Episode #480: Michael Santi Keezing, a former Thai Forest monk, describes himself as both a Buddhist and a “post-Buddhist,” shaped by a lifelong effort to understand the mind, culture, and the limits of spiritual practice for someone raised in an intensely individualistic Western society. He recalls that before he ever meditated, he felt a persistent longing to understand consciousness, a “free-floating yearning” that led him into Eastern spirituality through books like Be Here Now, Siddhartha, and the works of Carlos Castaneda. Discovering a nearby monastery in the Ajahn Chah lineage, he eventually ordained, believing he was pursuing clear insight through what he calls Buddhist phenomenology. Only later did he recognize that trauma and a desire for safety also influenced his decision, as the monastery offered structure, belonging, and a refuge from uncertainty.

Inside monastic life he set aside the intellectual world that once defined him, devoting himself to meditation and the Vinaya. Meditation gave him emotional clarity, while the discipline cultivated humility and restraint. Yet he also saw rigidity within Western monastic communities—an absolutism around hierarchy and rules that sometimes obscured compassion.
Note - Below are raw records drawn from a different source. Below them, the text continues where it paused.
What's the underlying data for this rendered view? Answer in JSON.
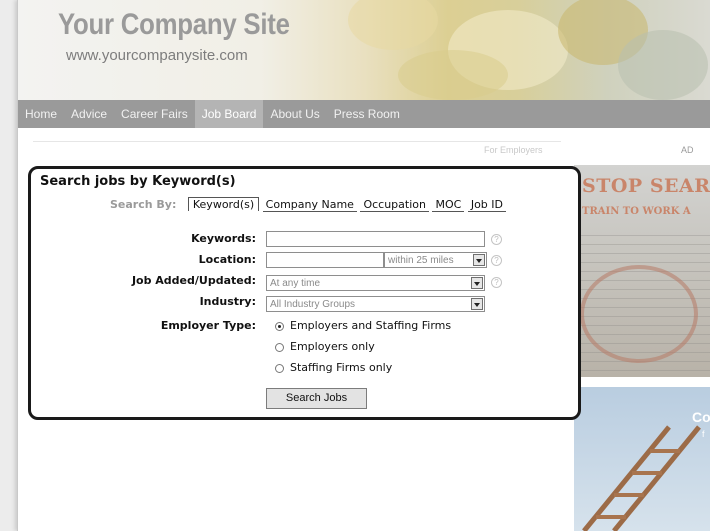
{
  "site": {
    "title": "Your Company Site",
    "url": "www.yourcompanysite.com"
  },
  "nav": {
    "items": [
      "Home",
      "Advice",
      "Career Fairs",
      "Job Board",
      "About Us",
      "Press Room"
    ],
    "active": "Job Board"
  },
  "subnav": {
    "for_employers": "For Employers",
    "ad_label": "AD"
  },
  "search": {
    "title": "Search jobs by Keyword(s)",
    "search_by_label": "Search By:",
    "tabs": [
      "Keyword(s)",
      "Company Name",
      "Occupation",
      "MOC",
      "Job ID"
    ],
    "active_tab": "Keyword(s)",
    "fields": {
      "keywords_label": "Keywords:",
      "keywords_value": "",
      "location_label": "Location:",
      "location_value": "",
      "radius_value": "within 25 miles",
      "added_label": "Job Added/Updated:",
      "added_value": "At any time",
      "industry_label": "Industry:",
      "industry_value": "All Industry Groups",
      "employer_type_label": "Employer Type:"
    },
    "employer_options": [
      "Employers and Staffing Firms",
      "Employers only",
      "Staffing Firms only"
    ],
    "employer_selected": "Employers and Staffing Firms",
    "help_glyph": "?",
    "submit_label": "Search Jobs"
  },
  "ads": {
    "ad1_headline": "STOP SEAR",
    "ad1_sub": "TRAIN TO WORK A",
    "ad2_text": "Co",
    "ad2_text2": "f"
  },
  "colors": {
    "nav_bg": "#9a9a9a",
    "nav_active": "#b4b4b4",
    "panel_border": "#1a1a1a",
    "ad_accent": "#c9856a"
  }
}
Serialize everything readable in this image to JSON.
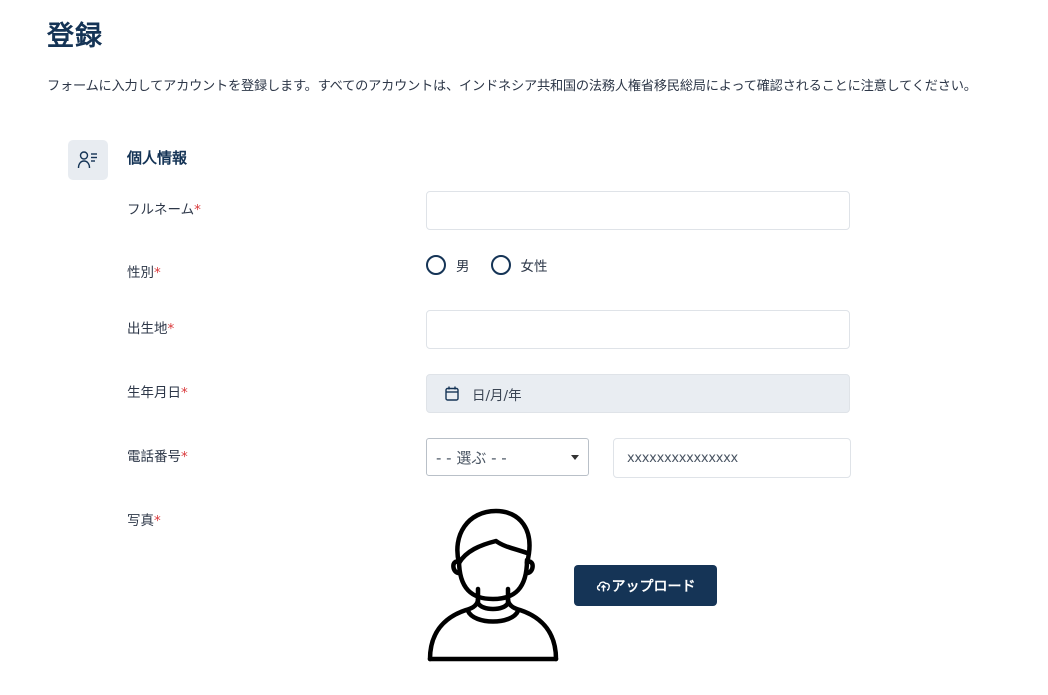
{
  "page": {
    "title": "登録",
    "description": "フォームに入力してアカウントを登録します。すべてのアカウントは、インドネシア共和国の法務人権省移民総局によって確認されることに注意してください。"
  },
  "section": {
    "title": "個人情報",
    "icon": "user-list-icon"
  },
  "form": {
    "required_mark": "*",
    "full_name": {
      "label": "フルネーム",
      "value": ""
    },
    "gender": {
      "label": "性別",
      "options": [
        "男",
        "女性"
      ]
    },
    "birthplace": {
      "label": "出生地",
      "value": ""
    },
    "birthdate": {
      "label": "生年月日",
      "placeholder": "日/月/年",
      "icon": "calendar-icon"
    },
    "phone": {
      "label": "電話番号",
      "select_value": "- - 選ぶ - -",
      "placeholder": "xxxxxxxxxxxxxxx"
    },
    "photo": {
      "label": "写真",
      "upload_label": "アップロード",
      "upload_icon": "cloud-upload-icon"
    }
  },
  "colors": {
    "brand": "#153456",
    "required": "#d9383a",
    "disabled_bg": "#e9edf2"
  }
}
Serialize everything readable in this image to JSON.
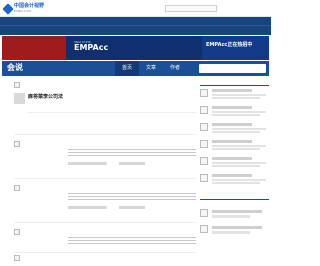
{
  "site": {
    "logo_text": "中国会计视野",
    "logo_sub": "ESNAI.COM"
  },
  "top_links": [
    "",
    "",
    "",
    "",
    "",
    ""
  ],
  "top_right": [
    "",
    "",
    ""
  ],
  "nav_row1": [
    "",
    "",
    "",
    "",
    "",
    "",
    "",
    "",
    "",
    "",
    "",
    "",
    "",
    "",
    "",
    ""
  ],
  "nav_row2": [
    "",
    "",
    "",
    "",
    "",
    "",
    "",
    "",
    "",
    "",
    "",
    "",
    "",
    ""
  ],
  "banner": {
    "left_text": "",
    "empa": "EMPAcc",
    "empa_sub": "SNAI-CUHK",
    "middle_text": "",
    "right_title": "EMPAcc正在热招中",
    "right_sub": ""
  },
  "subbar": {
    "title": "会说",
    "slogan": "",
    "tabs": [
      "首页",
      "文章",
      "作者"
    ],
    "search_placeholder": ""
  },
  "pinned": {
    "title": "麻将菜李公司法",
    "meta": [
      "",
      "",
      ""
    ],
    "categories": [
      "",
      "",
      "",
      "",
      "",
      "",
      "",
      ""
    ]
  },
  "posts": [
    {
      "title": ""
    },
    {
      "title": ""
    },
    {
      "title": ""
    },
    {
      "title": ""
    }
  ],
  "sidebar": {
    "recommended_title": "",
    "hot_title": "",
    "hot_tabs": [
      "",
      "",
      ""
    ]
  }
}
A turning point came when he lived among Indonesian and Thai monks in Queens, where identical rituals felt more human and flexible, revealing that Western monastics inadvertently reshaped the tradition through their WEIRD conditioning. That conditioning, he says, produces inward-focused individuals burdened by psychic wounds, often misreading Buddhism through a modern psychological lens.

Returning to the act of reading late in his monastic years, he encountered books on neuroscience, which reframed experiences he once interpreted through Buddhist metaphysics. Realizing that no single framework held all answers, he eventually moved beyond monasticism. Michael now emphasizes a practical understanding of not-self, rejects political quietism, and argues that wisdom must express itself as action and responsibility. Reflecting on Burma's struggle, he affirms that “justice can be achieved for the Burmese people,” holding hope while remainingcommitted to engagement.